P-0072 - Stomach cancer in Niger: first results from the Niger cancer registry

Date 28 June 2014
Event World GI 2014
Session Poster Session
Topics Gastric Cancer
Cancer Aetiology, Epidemiology, Prevention
Presenter Salamatou Mamoudou Garba
Citation Annals of Oncology (2014) 25 (suppl_2): ii14-ii104. 10.1093/annonc/mdu165
Authors S. Mamoudou Garba1, H. Hami2, H. Mahamadou Zaki3, A. Soulaymani2, H. Nouhou3, A. Quyou2
  • 1Laboratory of Genetics and Biometry, Faculty of Science, Ibn Tofaïl University, Kenitra/MA
  • 2Laboratory of Genetics and Biometry, Faculty of Science, Ibn Tofail University, Kenitra/MA
  • 3Laboratory of Pathological Anatomy and Cytology, Faculty of Health Sciences, Abdou Moumouni University, Niamey/NE



Stomach cancer is the seventh most commonly diagnosed cancer in Western Africa, accounting for 2.9% of all cancers.
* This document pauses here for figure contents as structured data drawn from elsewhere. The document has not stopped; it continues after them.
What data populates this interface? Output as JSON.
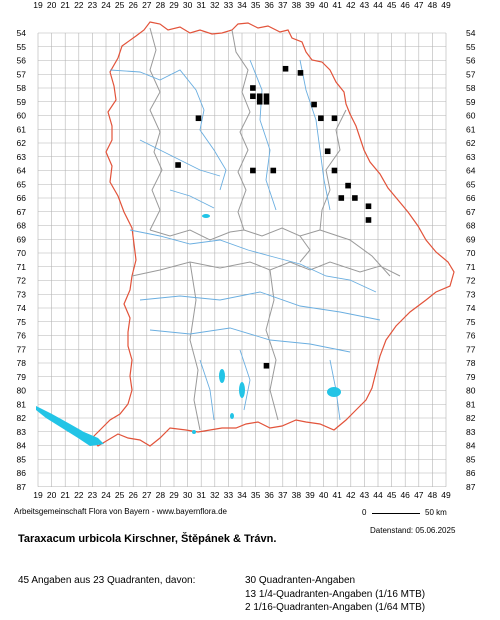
{
  "map": {
    "x_labels": [
      "19",
      "20",
      "21",
      "22",
      "23",
      "24",
      "25",
      "26",
      "27",
      "28",
      "29",
      "30",
      "31",
      "32",
      "33",
      "34",
      "35",
      "36",
      "37",
      "38",
      "39",
      "40",
      "41",
      "42",
      "43",
      "44",
      "45",
      "46",
      "47",
      "48",
      "49"
    ],
    "y_labels": [
      "54",
      "55",
      "56",
      "57",
      "58",
      "59",
      "60",
      "61",
      "62",
      "63",
      "64",
      "65",
      "66",
      "67",
      "68",
      "69",
      "70",
      "71",
      "72",
      "73",
      "74",
      "75",
      "76",
      "77",
      "78",
      "79",
      "80",
      "81",
      "82",
      "83",
      "84",
      "85",
      "86",
      "87"
    ],
    "occurrences": [
      {
        "col": 37.2,
        "row": 56.6
      },
      {
        "col": 38.3,
        "row": 56.9
      },
      {
        "col": 34.8,
        "row": 58.0
      },
      {
        "col": 34.8,
        "row": 58.6
      },
      {
        "col": 35.3,
        "row": 58.6
      },
      {
        "col": 35.8,
        "row": 58.6
      },
      {
        "col": 35.3,
        "row": 59.0
      },
      {
        "col": 35.8,
        "row": 59.0
      },
      {
        "col": 39.3,
        "row": 59.2
      },
      {
        "col": 30.8,
        "row": 60.2
      },
      {
        "col": 39.8,
        "row": 60.2
      },
      {
        "col": 40.8,
        "row": 60.2
      },
      {
        "col": 40.3,
        "row": 62.6
      },
      {
        "col": 29.3,
        "row": 63.6
      },
      {
        "col": 34.8,
        "row": 64.0
      },
      {
        "col": 36.3,
        "row": 64.0
      },
      {
        "col": 40.8,
        "row": 64.0
      },
      {
        "col": 41.8,
        "row": 65.1
      },
      {
        "col": 41.3,
        "row": 66.0
      },
      {
        "col": 42.3,
        "row": 66.0
      },
      {
        "col": 43.3,
        "row": 66.6
      },
      {
        "col": 43.3,
        "row": 67.6
      },
      {
        "col": 35.8,
        "row": 78.2
      }
    ],
    "colors": {
      "grid": "#b4b4b4",
      "border": "#e2533a",
      "districts": "#9a9a9a",
      "rivers": "#6aaee0",
      "lakes": "#22c4e6",
      "points": "#000000"
    }
  },
  "footer": {
    "credit": "Arbeitsgemeinschaft Flora von Bayern - www.bayernflora.de",
    "scale_start": "0",
    "scale_end": "50 km",
    "date": "Datenstand: 05.06.2025",
    "title": "Taraxacum urbicola Kirschner, Štěpánek & Trávn.",
    "summary": "45 Angaben aus 23 Quadranten, davon:",
    "detail_1": "30 Quadranten-Angaben",
    "detail_2": "13 1/4-Quadranten-Angaben (1/16 MTB)",
    "detail_3": "2 1/16-Quadranten-Angaben (1/64 MTB)"
  }
}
It is also the seventh leading cause of cancer death in both men and women, accounting for 3.8% of the total. In 2012, there were about 5 204 new cases and 4 932 deaths due to stomach cancer (GLOBOCAN 2012). The aim of this study is to estimate the incidence and determine the epidemiological characteristics of stomach cancer in Niger.


This is a retrospective study of stomach cancer cases, reported between 1992 and 2009 to the Niger Cancer Registry, established in 1992, in the Faculty of Health Sciences at the Abdou Moumouni University in Niamey.


There were 174 cases diagnosed with stomach cancer in Niger (73% of cases in Niamey), accounting for 2.5% of all cancers reported during 1992-2009. During this period, stomach cancer was the 13th most common cancer and the ninth leading cause of cancer death in both men and women. In 2009, the incidence of stomach cancer was 1.2 new cases per 100 000 people and the number of deaths was 1.8 per 1 000 000 people. Nearly 63% of the cases were men with a male-female ratio of 1.7. The average age at diagnosis of stomach cancer was 48 ± 16.6 years (range 5-85 years). The risk of developing stomach cancer is strongly related to age. More than three-quarters (80.5%) of people diagnosed with the disease were aged 35 years and over, with 65.5% of new cancer cases occurring among those aged 35-64 years. Most stomach cancers were adenocarcinomas. The risk of developing stomach cancer varied among various ethnic groups. Djerma-Sonrai was more likely to develop stomach cancer (54.8%) than any other ethnic groups. Among the cases for whom the outcome was known, 15.5% died during the study period, accounting for 3% of all cancer deaths in Niger.


Stomach cancer remains an important public health issue. Early diagnosis is difficult because the disease is asymptomatic in its early stages.